Since my last post, I received more information regarding the Casanova letter I showed.
Here is a transcription by Furio Luccichenti:
Ieri ho avuto la lettera di mio fratello vi recherá sollievo sapere che sarà presto a Vienna.
Egli mi scrive che porterà a V.e. i 45 fiorini da me ricevuti per bontà sua e onorare la mia parola verso sua grazia che tanta gentilezza ha mostrato verso la mia mala sorte.
Le prego di concedere la sua protezione a questo vostro umile e sfortunato servitore e spero nella benevolenza.
Adriano Contini adds that the salutation is probably this:
Mio venerati(ssimo) Pa(drone) (?)
And the closing (before C’s signature) probably stands for this:
di V.E. (Vostra Eccellenza)
Translated to English, it goes something like this:
My venerable Master
Yesterday I got my brother’s letter, it will bring you relief know that it will soon be in Vienna.
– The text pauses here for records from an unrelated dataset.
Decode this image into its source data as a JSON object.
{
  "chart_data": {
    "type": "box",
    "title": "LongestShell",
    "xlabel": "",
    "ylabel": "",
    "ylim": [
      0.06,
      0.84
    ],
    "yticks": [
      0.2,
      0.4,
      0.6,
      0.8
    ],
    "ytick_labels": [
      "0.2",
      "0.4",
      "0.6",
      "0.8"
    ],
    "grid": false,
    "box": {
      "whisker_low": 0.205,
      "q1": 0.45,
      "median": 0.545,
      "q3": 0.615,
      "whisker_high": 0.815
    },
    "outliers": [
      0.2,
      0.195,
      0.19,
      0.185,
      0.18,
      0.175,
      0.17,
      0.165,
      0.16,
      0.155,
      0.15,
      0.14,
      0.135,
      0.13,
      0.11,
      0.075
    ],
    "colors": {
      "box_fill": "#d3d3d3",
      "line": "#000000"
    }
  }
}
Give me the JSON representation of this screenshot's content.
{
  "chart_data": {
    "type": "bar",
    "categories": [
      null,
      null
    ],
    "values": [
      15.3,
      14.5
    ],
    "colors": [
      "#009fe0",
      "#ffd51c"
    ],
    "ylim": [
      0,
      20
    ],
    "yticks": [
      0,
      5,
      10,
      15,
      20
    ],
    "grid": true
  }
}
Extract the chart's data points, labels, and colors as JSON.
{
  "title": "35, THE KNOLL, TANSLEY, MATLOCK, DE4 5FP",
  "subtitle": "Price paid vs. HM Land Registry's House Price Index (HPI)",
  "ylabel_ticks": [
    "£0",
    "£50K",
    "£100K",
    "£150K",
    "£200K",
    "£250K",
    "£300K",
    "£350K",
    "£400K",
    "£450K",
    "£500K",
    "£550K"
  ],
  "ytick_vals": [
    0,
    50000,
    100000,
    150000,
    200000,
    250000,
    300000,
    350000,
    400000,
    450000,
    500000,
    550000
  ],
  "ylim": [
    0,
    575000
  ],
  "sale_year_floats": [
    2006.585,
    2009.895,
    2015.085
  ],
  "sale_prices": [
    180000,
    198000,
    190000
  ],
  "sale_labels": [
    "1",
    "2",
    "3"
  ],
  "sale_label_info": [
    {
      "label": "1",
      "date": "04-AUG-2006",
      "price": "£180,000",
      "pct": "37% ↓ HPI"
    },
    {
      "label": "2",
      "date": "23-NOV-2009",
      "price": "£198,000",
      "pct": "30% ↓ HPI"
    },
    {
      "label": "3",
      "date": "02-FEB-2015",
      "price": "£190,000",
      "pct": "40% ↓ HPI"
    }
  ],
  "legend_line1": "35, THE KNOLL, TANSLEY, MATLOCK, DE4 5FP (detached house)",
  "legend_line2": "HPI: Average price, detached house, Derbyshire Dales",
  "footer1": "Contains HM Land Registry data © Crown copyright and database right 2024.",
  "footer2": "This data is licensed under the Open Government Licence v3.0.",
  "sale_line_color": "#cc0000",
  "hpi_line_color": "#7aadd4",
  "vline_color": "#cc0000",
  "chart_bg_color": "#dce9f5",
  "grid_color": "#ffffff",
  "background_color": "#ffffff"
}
He writes to me that it will bring to V.E. the 45 florins I received for his goodness to honor my word with your grace which so much kindness showed towards my bad luck.
Please grant your protection to this your humble and unfortunate servant and I hope in the benevolence.
Of course, any new document that shows up has to be authenticated. I have not heard if this one has been authenticated, or by whom. Adriano points out that it is quite possible today to get paper from the 18th century, so simply dating the paper is not sufficient. This letter is also undated. A few other things Adriano points out:
- The letter has no folds. Letters then were folded and usually sealed with wax, as envelopes were not used. “It may be a draft or a letter written and never sent,” Adriano states. Or perhaps it was a copy.
- Adriano has a good eye for details. He also points out, “Moreover, it seems to me that the calligraphy is very homogeneous and yet this is strange because periodically the pen was dipped in ink and as the ink ran out the writing became more slender. But it is also possible that, since the periods of the letter were very short, the ink was sufficient to guarantee homogeneity to the writing. And that at the beginning of each period the writer has dipped the pen in ink.”
These are great questions. I don’t know if others have already found the answers to them, but at least at the exhibit, no further explanation was given. I know a few of my readers out there are scholars of the 18th century and can perhaps add more helpful information about letter writing during those times.